Figure 4—figure supplement 1
Comparison between Fourier-based topographic maps and pRF-based topographic maps for each younger and each older adult.

Fourier-based topographic maps (left column within each column group) were created with Fourier transformed (FT) data sensitive to frequency and phase. The black arrow indicates stimulation order. pRF-based topographic maps (middle column within each column group) and pRF sizes (right column within each column group) were created using Bayesian pRF modeling. Note that for both topographic maps, the same color scales were chosen for an easy visual comparison (red, purple, blue, green and yellow for D1-D5), even though the analyses pipelines were different. The white-dash line indicates the border between BA 3a and 3b. The color scale for pRF size indicates pRF size for each participant falls within the range between 0.5 to 25 (arbitrary units = au).

Figure 4—figure supplement 2
Correlations between average pRF size and functional and behavioral variables.

Shown are correlations within the group of younger adults and within the group of older adults between average pRF sizes across fingers and the following variables: (A) cortical distances: Euclidean distance and geodesic distance, (B) behavioral measures: time to complete the Purdue Pegboard Test (in s) and time to complete the Grooved Pegboard Test (in s), and correlation between pRF size of D2 and (C) two-point discrimination (2PD) thresholds (given in mm).

Figure 4—figure supplement 3
Dice coefficients at different statistical thresholds in younger and older adults.

Visualization of dice coefficient (mean ± SEM) at different f-thresholds (f > 0.5, f > 1.0, f > 1.5, f > 2.0) within the group of younger and older adults.

Figure 5 with 2 supplements
Lower representational similarity between distant finger representations in older adults.

(A) Between-run representational similarity matrices of finger representations in younger and older adults. Higher values indicate higher representational similarity in area 3b. (B) Mean representational similarity between same fingers (N0), 1st neighbor fingers (N1), 2nd neighbor fingers (N2), 3rd neighbor fingers (N3), and 4th neighbor fingers (N4) (mean ± SE and individual data). For correlations between N3 representational similarity and individual age, see Figure 5—figure supplement 1. For results after applying multivariate noise normalization to the data, see Figure 5—figure supplement 2. (C) Cross-correlations between finger-specific time series of resting state data. On the x- and y-axes, exemplary finger-specific time series for one younger adult and one older adult are shown.

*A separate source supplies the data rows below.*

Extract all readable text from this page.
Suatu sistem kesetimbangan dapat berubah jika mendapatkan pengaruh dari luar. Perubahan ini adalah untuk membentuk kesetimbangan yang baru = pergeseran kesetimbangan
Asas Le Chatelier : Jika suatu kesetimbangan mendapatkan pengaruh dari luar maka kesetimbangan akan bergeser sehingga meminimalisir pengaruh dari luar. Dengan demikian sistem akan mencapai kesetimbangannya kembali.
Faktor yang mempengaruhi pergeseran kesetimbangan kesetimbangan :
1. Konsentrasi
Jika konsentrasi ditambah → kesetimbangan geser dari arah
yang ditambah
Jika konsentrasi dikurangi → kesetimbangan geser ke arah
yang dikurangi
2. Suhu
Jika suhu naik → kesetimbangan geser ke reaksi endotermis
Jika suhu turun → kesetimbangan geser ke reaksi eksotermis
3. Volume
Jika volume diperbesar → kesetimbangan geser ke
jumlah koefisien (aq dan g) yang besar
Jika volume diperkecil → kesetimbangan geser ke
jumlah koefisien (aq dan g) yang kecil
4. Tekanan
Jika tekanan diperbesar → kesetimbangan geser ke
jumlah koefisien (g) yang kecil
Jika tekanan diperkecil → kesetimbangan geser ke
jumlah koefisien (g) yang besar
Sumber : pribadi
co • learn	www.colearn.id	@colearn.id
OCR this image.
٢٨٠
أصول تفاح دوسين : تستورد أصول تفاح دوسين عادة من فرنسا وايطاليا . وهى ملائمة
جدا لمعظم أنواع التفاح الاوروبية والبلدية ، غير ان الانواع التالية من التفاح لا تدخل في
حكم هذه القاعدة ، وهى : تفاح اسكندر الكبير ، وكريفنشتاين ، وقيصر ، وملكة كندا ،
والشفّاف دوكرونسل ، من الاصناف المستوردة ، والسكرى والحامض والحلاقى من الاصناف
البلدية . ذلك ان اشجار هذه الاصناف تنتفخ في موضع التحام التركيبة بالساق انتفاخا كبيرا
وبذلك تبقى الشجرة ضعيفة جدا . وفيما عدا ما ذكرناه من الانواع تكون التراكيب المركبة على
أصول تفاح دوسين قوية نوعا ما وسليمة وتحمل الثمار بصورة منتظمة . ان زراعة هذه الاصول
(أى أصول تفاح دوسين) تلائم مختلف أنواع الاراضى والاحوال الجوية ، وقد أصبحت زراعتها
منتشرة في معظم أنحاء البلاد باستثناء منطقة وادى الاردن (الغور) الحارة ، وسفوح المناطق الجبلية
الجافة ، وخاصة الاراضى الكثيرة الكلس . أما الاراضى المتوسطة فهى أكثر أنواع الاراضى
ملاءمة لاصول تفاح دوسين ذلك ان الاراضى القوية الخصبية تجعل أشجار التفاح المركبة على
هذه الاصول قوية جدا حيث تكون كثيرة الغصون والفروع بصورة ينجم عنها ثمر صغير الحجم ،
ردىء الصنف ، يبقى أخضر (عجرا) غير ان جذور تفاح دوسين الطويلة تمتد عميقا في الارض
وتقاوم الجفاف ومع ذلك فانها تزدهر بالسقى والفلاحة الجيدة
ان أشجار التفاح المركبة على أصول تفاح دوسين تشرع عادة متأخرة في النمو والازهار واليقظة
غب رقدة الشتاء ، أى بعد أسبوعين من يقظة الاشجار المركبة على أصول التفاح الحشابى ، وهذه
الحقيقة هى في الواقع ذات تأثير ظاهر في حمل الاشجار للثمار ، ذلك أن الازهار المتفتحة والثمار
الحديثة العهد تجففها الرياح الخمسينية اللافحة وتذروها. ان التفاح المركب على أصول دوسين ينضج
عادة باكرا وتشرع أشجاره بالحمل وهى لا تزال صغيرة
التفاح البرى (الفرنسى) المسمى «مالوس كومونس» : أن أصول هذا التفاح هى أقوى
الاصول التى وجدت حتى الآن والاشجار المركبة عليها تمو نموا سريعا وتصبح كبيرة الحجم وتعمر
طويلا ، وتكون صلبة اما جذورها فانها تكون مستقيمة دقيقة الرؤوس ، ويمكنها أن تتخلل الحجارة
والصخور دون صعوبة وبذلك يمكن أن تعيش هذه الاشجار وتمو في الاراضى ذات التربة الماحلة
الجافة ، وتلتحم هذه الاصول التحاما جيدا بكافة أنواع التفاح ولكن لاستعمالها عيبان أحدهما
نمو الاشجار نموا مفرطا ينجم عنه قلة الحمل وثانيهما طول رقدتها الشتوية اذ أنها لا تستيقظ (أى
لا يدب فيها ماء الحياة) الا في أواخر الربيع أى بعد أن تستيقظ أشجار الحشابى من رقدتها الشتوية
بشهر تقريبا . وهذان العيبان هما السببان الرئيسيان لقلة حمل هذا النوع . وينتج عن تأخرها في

TR = Repetition time, where each TR represents one volume. Note that the diagonal shows autocorrelations between resting state time series. (D) Mean cross-correlation coefficients of resting state data between N1-N4 in younger and older adults (mean ± SE and individual data). Shown are data of n = 19 younger adults and n = 17 older adults (A,B) and data of n = 12 younger adults and n = 12 older adults (C,D).

Figure 5—figure supplement 1
Correlations between fMRI variables and individual age.

Shown are correlations in the group of younger adults (A) and in the group of older adults (B) between individual age and the following parameters: Euclidean distance D2-D3, geodesic distance D2-D3 and N3 representational similarity.

Figure 5—figure supplement 2
Comparison between representational similarity between distant finger representations in younger and older adults, before and after multivariate noise normalization.

Between-run representational similarity matrices of finger representations in younger and older adults before and after multivariate noise normalization. Multivariate noise normalization has previously been suggested to improve the reliability of representational similarity matrices (Walther et al., 2016), which was tested here. For improved estimates of the noise covariance matrix, we used the residuals of the general linear model, which we regularized using the same criteria as in Walther et al., 2016. Higher values indicate higher representational similarity in area 3b. Note that values in the representational similarity matrices are scaled between −0.5 and 0.5, whereas they are scaled between −1 and 1 in Figure 5. We computed the same statistics as reported in the main text with the data after multivariate noise normalization. With multivariate noise normalization, as before, the interaction between age and finger-pair was not significant (F(3,102)=0.26, p=0.85) but now also the interaction effect between age and neighbor is no longer significant (F(4)=1.14, p=0.34). This is not unexpected, since in our case, multivariate noise normalization strongly reduced the overall reliability (mean digit reliability before: 0.47 for younger adults, 0.45 for older adults, after: 0.24 for younger adults, 0.24 for older adults), which - in contrast to Walther et al., 2016 - has been reported previously (Charest et al., 2018). Bar plots show mean representational similarity (mean ± SE), averaged across fingers for younger (n = 19) and older (n = 17) adults.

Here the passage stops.